If a foreign woman goes to a Middle Eastern country wearing Muslim attire for her own safety, our Jenny has come to her own conclusions while getting herself used to the attire. But, please note, it is not related to issues of converting her to Islam. She herself told me that it is just to make herself more comfortable being among Muslims and to experience how it feels wearing it.

On a Friday afternoon, after teaching a class for fifth graders, she asked me a common but important question about understanding Islam, especially in an Indonesian context. What would happen if
a Muslim converts to another religion?

I established my answers with a story. My own brother, when he was a university student and was having problems economically, told me someday that he would convert to another religion. He had a girlfriend and some other friends who were helpful. But around one or two years afterward, he stopped going to his campus and started working as a vendor. He made his own money and had the idea of enrolling at another campus.

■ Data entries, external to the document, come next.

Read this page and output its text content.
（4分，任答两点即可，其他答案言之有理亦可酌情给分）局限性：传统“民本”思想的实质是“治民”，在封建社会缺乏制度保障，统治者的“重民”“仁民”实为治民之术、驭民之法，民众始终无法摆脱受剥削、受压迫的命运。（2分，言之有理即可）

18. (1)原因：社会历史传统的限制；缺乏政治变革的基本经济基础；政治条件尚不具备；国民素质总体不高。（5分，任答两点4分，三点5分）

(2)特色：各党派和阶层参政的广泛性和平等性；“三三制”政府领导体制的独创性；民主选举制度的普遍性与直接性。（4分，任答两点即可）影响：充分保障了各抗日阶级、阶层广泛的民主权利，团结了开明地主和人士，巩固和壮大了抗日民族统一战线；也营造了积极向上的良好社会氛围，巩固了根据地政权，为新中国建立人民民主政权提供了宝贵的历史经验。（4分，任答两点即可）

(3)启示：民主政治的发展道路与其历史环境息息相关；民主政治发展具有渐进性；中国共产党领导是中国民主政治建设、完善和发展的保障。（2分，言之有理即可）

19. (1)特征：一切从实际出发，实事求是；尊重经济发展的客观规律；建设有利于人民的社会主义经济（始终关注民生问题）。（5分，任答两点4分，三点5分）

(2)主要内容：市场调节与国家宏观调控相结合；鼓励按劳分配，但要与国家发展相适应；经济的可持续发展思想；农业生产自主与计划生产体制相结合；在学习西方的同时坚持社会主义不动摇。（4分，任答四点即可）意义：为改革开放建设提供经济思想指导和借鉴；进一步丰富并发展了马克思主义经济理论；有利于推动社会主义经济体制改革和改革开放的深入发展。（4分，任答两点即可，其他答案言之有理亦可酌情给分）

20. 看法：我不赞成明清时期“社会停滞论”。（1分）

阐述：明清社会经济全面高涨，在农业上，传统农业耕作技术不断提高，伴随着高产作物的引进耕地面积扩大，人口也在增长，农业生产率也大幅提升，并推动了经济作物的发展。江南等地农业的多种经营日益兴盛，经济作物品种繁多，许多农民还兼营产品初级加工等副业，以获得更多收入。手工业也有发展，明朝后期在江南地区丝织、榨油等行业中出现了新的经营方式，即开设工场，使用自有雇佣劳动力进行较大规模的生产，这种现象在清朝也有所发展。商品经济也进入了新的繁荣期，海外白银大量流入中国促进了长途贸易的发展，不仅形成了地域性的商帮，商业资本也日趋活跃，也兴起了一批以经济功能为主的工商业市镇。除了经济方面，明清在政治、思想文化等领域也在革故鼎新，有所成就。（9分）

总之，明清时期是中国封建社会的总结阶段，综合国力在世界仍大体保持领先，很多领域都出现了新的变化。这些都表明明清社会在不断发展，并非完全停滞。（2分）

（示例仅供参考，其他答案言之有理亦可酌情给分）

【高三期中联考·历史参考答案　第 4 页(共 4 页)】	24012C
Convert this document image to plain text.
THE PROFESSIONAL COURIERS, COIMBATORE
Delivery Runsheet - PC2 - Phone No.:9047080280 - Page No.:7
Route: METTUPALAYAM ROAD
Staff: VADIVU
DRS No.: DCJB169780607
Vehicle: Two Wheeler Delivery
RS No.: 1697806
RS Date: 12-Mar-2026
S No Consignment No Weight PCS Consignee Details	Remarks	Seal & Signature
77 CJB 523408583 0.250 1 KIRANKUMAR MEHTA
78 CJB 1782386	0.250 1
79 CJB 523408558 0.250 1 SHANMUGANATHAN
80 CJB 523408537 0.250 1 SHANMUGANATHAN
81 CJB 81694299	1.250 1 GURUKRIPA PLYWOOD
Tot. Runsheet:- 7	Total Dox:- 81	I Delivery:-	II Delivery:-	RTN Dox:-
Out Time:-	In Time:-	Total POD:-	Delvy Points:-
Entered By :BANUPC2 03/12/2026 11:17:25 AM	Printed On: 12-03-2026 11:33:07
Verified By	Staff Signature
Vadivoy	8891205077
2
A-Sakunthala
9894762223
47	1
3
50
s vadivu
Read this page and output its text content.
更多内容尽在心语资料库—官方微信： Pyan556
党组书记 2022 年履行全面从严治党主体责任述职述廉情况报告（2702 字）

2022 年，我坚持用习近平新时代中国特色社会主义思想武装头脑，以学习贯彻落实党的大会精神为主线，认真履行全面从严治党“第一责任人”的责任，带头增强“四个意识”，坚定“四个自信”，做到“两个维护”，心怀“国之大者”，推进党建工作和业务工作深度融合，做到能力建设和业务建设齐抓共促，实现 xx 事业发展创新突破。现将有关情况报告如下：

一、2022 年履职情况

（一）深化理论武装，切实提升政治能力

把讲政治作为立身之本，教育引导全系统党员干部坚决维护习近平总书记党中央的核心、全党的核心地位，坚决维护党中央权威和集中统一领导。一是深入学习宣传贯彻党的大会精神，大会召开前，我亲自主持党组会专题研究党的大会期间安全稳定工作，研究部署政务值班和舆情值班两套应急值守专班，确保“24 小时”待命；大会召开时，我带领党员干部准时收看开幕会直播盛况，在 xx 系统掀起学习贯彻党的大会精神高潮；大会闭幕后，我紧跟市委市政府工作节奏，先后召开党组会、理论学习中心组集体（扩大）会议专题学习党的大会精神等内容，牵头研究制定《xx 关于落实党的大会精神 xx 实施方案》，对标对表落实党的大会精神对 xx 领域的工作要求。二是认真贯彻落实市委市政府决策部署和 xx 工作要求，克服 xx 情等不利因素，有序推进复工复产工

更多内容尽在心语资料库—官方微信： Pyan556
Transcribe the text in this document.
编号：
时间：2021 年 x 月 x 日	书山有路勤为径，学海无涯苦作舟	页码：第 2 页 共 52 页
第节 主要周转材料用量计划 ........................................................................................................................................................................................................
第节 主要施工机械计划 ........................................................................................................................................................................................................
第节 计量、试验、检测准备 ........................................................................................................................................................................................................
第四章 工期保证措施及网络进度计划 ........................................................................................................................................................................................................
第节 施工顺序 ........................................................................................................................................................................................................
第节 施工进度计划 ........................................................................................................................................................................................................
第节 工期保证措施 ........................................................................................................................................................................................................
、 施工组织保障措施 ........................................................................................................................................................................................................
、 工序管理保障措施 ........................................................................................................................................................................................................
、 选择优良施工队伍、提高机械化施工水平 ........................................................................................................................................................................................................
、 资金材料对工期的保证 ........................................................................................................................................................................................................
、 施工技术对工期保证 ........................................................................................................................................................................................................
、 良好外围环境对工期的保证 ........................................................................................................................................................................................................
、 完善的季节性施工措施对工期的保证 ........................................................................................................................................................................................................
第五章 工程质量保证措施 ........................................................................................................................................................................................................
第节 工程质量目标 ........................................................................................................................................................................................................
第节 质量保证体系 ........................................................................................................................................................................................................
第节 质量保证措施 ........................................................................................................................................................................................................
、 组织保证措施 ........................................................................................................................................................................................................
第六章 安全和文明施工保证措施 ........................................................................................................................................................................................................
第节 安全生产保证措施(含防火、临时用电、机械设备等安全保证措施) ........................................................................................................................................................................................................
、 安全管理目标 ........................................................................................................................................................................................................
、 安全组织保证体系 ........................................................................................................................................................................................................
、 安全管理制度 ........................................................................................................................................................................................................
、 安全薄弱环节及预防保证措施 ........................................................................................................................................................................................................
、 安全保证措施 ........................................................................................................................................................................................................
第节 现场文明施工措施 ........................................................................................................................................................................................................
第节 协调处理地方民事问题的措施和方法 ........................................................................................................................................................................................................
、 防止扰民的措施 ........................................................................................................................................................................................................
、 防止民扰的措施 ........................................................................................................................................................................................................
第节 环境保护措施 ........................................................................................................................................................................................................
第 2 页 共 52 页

At the time he conveyed his intention, the thing that came to my mind was how my family, especially my mother, would react. Regarding her traditional background, my mother could be considered as someone democratic.

She, for example, allows any of her children to marry someone from different ethnic backgrounds.

However, I assumed it would be a disaster if she had to see one of us marrying someone from a different religion, or if she had to accept one of her sons converting his belief.

Yet, at the end, I told Jenny my brother is now more religious than I am. He got married and never talks about conversion issues anymore. So, I concluded that it is all about “necessary” or “unnecessary”.

Why should we, for example, sacrifice a good relationship with many people for something that we ourselves are confused or uncertain about? Who can one hundred percent prove that converting to another religion guarantees a better or happier life?

Why should we convert to another religion while the possibility for doing good deeds remains the same? Does God believe that a religion’s name or symbols are everything? Does God blindly negate advantages for someone who is an atheist?

The next question then is, “If a Muslim family or community punishes one who converts to another religion, where are human rights or freedom?”

Here, then, we actually discussed another way to look at the meaning of democracy. While we will find the same answers if we refer to a dictionary to define what democracy is, our diversity leads us actually to different experiences. As Jenny herself told, in Russia people live more like Indonesians with traditional families and ties. But in New Zealand, her current legal country, people are freer and less bound by traditional bonds. In fact, both countries endorse democracy as the way a polity is established and maintained.

In conclusion, democracy can be translated differently in practice. There is always a specific and continuous dialectic in every community or country. Using the Hegelian model, the western-originated democracy concept is not negating the entire concept of a local polity.

What comes out in the incessant dialectic process is an aufhebung, a better concept as a product of accepting certain parts of two theses after eliminating some other unnecessary elements.  

In the Indonesian context, therefore, there is a specific concept of harmony. More precisely, at certain times nowadays there has been a kind of harmony together with unique features and requirements.

So, referring to harmony (assumed as it is enabled by “true” democracy) modeled by another country as compared with what is going on in Indonesia in order to, for instance, changes must be chosen very carefully in consideration of compatibility issues.  

To answer Jenny’s question, if there is such punishment from a family or community for a convert, it is because of this concept of harmony.

Indonesia, with its traditional features, is in a continuous dialectical process of democracy. In other words, it is just a feature of an unfinished historical process with an unpredictable future.

If it is then asked, “In what environment is life happier and more secure?,” the answer would be, “It depends on the way and pace we adjust ourselves.”

In other words, wherever we live, it is more about how to enjoy what is there and not focusing on what is not there.

That’s why I told Jenny in the end that there is no necessity for her to convert her religion to be accepted in our community.

There has been no problem at all when she teaches English in the mosque to our students.

Conversion becomes  an issue when there is not enough cross-cultural understanding.

 
The writer is a researcher at Paramadina Foundation, Jakarta.